Schließlich aber überwog die Freude und wir genossen den wunderschönen,
warmen Spätsommertag auf dem Gipfel des Hochfelln mit atemberaubender
Aussicht auf den Chiemsee im Norden und die Berge der Alpen im Süden, das
sensationelle Zielbuffet mit Wurst- und Käseweckerln samt frischen
Gurkerln, einer Riesenpalette selbstgemachter Kuchen, Trockenfrüchten und
Nüssen, Obst und verschiedensten Getränken.
Dabei feierten wir gemeinsam mit Thea und Emil auch Davids tolle Leistung,
der fast alle Berglaufstars hinter sich lassen konnte und hinter Petro Mamo
aus Eritrea erneut hervorragender Zweiter wurde.

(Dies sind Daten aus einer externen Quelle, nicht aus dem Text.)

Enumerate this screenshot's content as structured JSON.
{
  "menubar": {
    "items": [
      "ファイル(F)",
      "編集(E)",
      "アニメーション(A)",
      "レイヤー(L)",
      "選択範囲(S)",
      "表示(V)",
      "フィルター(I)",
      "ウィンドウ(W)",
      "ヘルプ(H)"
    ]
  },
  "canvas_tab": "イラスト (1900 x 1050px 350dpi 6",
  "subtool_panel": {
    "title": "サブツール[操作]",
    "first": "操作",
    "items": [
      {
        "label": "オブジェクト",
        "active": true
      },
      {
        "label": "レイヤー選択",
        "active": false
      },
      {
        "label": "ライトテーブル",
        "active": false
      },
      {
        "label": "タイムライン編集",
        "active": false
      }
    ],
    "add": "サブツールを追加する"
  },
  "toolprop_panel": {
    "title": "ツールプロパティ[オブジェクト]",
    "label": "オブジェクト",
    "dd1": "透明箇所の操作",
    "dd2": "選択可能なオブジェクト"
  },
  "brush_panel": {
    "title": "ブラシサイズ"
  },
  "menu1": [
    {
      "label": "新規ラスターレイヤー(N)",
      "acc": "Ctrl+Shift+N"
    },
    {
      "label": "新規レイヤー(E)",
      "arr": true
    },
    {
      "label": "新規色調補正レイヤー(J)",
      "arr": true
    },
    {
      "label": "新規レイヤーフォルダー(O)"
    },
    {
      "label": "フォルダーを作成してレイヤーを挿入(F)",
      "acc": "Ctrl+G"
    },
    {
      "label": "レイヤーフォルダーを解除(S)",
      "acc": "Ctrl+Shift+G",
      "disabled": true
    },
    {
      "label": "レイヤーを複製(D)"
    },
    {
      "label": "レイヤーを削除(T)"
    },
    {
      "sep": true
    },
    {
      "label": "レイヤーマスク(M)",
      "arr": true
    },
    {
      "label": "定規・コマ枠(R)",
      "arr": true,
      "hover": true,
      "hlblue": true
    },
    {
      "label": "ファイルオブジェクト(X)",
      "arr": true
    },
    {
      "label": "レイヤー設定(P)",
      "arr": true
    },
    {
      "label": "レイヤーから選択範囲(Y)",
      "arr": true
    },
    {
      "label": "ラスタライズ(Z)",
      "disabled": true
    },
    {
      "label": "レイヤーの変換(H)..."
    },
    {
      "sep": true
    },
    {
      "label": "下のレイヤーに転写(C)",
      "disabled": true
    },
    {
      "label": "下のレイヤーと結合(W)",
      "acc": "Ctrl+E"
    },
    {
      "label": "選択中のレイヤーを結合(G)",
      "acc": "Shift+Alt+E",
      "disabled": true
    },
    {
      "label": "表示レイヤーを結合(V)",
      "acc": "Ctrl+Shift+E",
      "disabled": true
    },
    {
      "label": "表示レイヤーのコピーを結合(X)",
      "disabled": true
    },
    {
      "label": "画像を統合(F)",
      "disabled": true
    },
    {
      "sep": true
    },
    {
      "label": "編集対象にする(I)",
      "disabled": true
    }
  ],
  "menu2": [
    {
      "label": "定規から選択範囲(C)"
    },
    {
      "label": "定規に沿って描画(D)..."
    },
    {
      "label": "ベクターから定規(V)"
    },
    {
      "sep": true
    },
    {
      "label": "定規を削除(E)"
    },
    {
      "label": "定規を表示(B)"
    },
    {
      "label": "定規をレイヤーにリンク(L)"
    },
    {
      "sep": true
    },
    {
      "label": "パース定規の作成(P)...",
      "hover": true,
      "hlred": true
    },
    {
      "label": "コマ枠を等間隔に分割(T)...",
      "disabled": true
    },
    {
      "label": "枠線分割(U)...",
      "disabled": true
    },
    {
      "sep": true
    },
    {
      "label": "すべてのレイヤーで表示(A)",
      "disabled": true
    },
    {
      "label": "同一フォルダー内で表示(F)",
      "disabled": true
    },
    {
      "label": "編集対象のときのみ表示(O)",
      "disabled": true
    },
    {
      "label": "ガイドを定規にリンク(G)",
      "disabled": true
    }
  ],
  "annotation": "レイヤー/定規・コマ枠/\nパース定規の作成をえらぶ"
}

Nach der flower-ceremony auf dem Gipfel ging es mit der Seilbahn ins Tal
und eine Stunde später zur Siegerehrung im Kurpark in Bergen. Die dauerte
zwar wegen der Ehrung sämtlicher deutscher Meister in allen Altersklassen
recht lange, dafür wurde Andrea dann noch einmal ausgiebig gefeiert und ihr
zu Ehren sogar die österreichische Bundeshymne gespielt! Mit einem
bayerischen Brotzeit-Körberl im Gepäck traten wir die Heimreise an. Für
meinen 61. Gesamtrang gab's leider nix, auch in der AK 45 hat's nur zum 7.
Platz gereicht.
Danke an Winfried Stinn für seine tollen Fotos. Einen langen Bericht von
ihm mit vielen weiteren Fotos gibt's auch auf http://www.laufreport.de/archiv/0914/bergen/bergen.htm.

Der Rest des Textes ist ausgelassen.